Documentaire américain de James Cameron et Billie Eilish (2026), avec Billie Eilish, James Cameron, Finneas O’Connell, Maggie Baird… 1h55. Sortie les 7 et 10 mai 2026.
James Cameron et Billie Eilish
Le film de concert est devenu en quelques années un enjeu majeur pour les salles de cinéma qui ont appris à se diversifier en proposant des captations de qualité et sur grand écran à un public éloigné des salles de spectacle ou dans l’impossibilité d’acquitter des tarifs de plus en plus prohibitifs. C’est aussi le moyen qu’on trouvé certains artistes pour satisfaire leurs fans en évitant des tournées interminables ou trop lointaines. Il est aujourd’hui fréquent que ces événements programmés lors de séances spéciales rivalisent avec certains blockbusters au box-office.

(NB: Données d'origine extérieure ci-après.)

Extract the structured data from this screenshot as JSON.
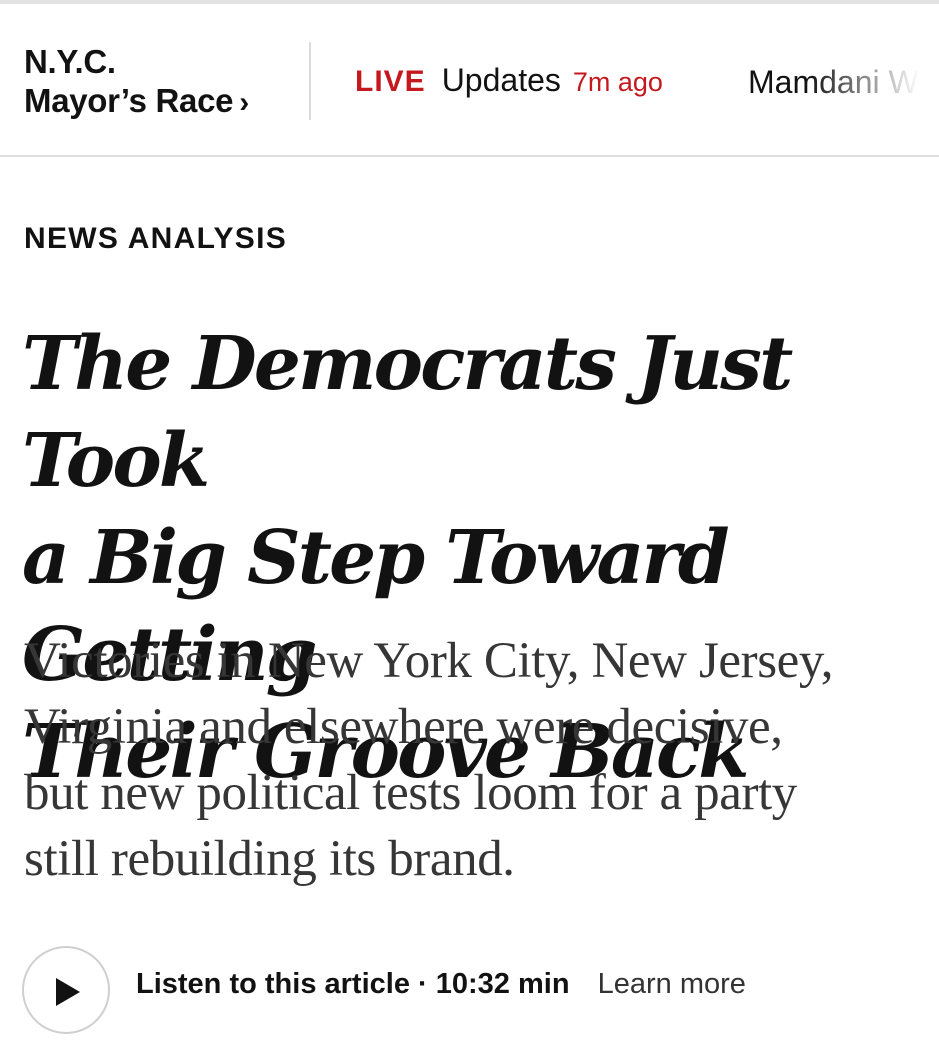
{
  "nav": {
    "section_line1": "N.Y.C.",
    "section_line2": "Mayor’s Race",
    "section_chevron": "›",
    "live_tag": "LIVE",
    "live_label": "Updates",
    "live_time": "7m ago",
    "next_headline": "Mamdani Wins"
  },
  "article": {
    "kicker": "NEWS ANALYSIS",
    "headline_lines": [
      "The Democrats Just Took",
      "a Big Step Toward Getting",
      "Their Groove Back"
    ],
    "summary_lines": [
      "Victories in New York City, New Jersey,",
      "Virginia and elsewhere were decisive,",
      "but new political tests loom for a party",
      "still rebuilding its brand."
    ]
  },
  "audio": {
    "listen_label": "Listen to this article",
    "separator": "·",
    "duration": "10:32 min",
    "learn_more": "Learn more"
  },
  "colors": {
    "live_red": "#c41a1f",
    "text": "#121212",
    "summary_text": "#363636",
    "divider": "#dfdfdf"
  },
  "icons": {
    "play": "play-icon"
  }
}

On attendait donc avec beaucoup de curiosité le résultat de la rencontre de deux des plus grandes stars mondiales : la chanteuse américaine Billie Eilish et le cinéaste canadien James Cameron. Le fait même que le réalisateur de la saga Avatar accepte de filmer la tournée Hit Me Hard And Soft, qui plus est en 3D, constituait en soi un sacré défi. À l’arrivée, cette alchimie artistique basée sur la confiance et la complicité engendre un formidable spectacle qui va bien au-delà de la simple captation, s’offre une série de flashbacks destinés à montrer les coulisses de l’événement et la façon dont la chanteuse se met en condition pour communier avec un public fidèle auquel elle ne cesse de répéter qu’elle l’aime. Et il ne s’agit pas là d’un acte de complaisance, mais d’un rapport sincère qui l’a conduit à nouer des relations particulières avec ces fans qui se déclarent volontiers complexés et en manque de confiance, mais trouvent dans le culte qu’ils lui vouent un moyen de communier ensemble et de donner parfois même un nouveau sens à leur vie en constatant qu’ils ne sont pas seuls à avoir souffert d’incompréhension, de complexes voire de harcèlement scolaire.
Billie Eilish
Billie Eilish ne se contente pas de chanter pour des foules qui connaissent par cœur les textes de ses chansons et se les sont appropriés, tant ils font écho à leurs propres préoccupations. La projection du film constitue en cela une expérience hors du commun tant elle draine de fans qui se mettent à leur tour à applaudir, à chanter avec elle, à l’unisson avec les spectateurs bouleversés du concert qui font de même. Étonnant phénomène de mise en abyme qui a pour résultat de voir le public du film communier avec celui du spectacle et prouve à quel point James Cameron a saisi l’ampleur du phénomène que suscite la chanteuse. Il l’associe d’ailleurs à la réalisation en lui confiant régulièrement une caméra qui lui permet de faire pénétrer le public dans les lieux les plus exigus, de filmer ses musiciens et de se montrer au plus près sans avoir à endurer les contraintes d’une machinerie trop pesante. Familier de la 3D que cet ex-spécialiste d’effets spéciaux a poussé à un niveau de perfection inégalé, Cameron en joue avec mesure, mais signe quelques beaux plans, à l’instar de ces dizaines de milliers de bras qui tendent des portables allumés pour communier à ce culte païen. Parmi les découvertes de ce film enthousiasmant qui témoigne en outre d’un tour de force de la part d’une chanteuse généreuse sur laquelle veille un cercle rapproché et surtout sa seconde moitié d’orange, son frère Finneas qui joue les invités surprise de ce premier spectacle auquel il n’était pas associé à l’origine. La réussite est totale et permet en outre à ceux qui ignoreraient encore tout de la chanteuse de découvrir que son public se recrute pour une bonne part parmi des éclopés de la vie à qui elle a réussi à redonner confiance. Au spectacle fastueux s’ajoute donc une dimension humaine qui démontre combien Billie Eilish, à seulement 24 ans dont déjà une dizaine d’années de carrière, est non seulement une bête de scène généreuse, mais aussi une consolatrice en phase avec notre époque et son public.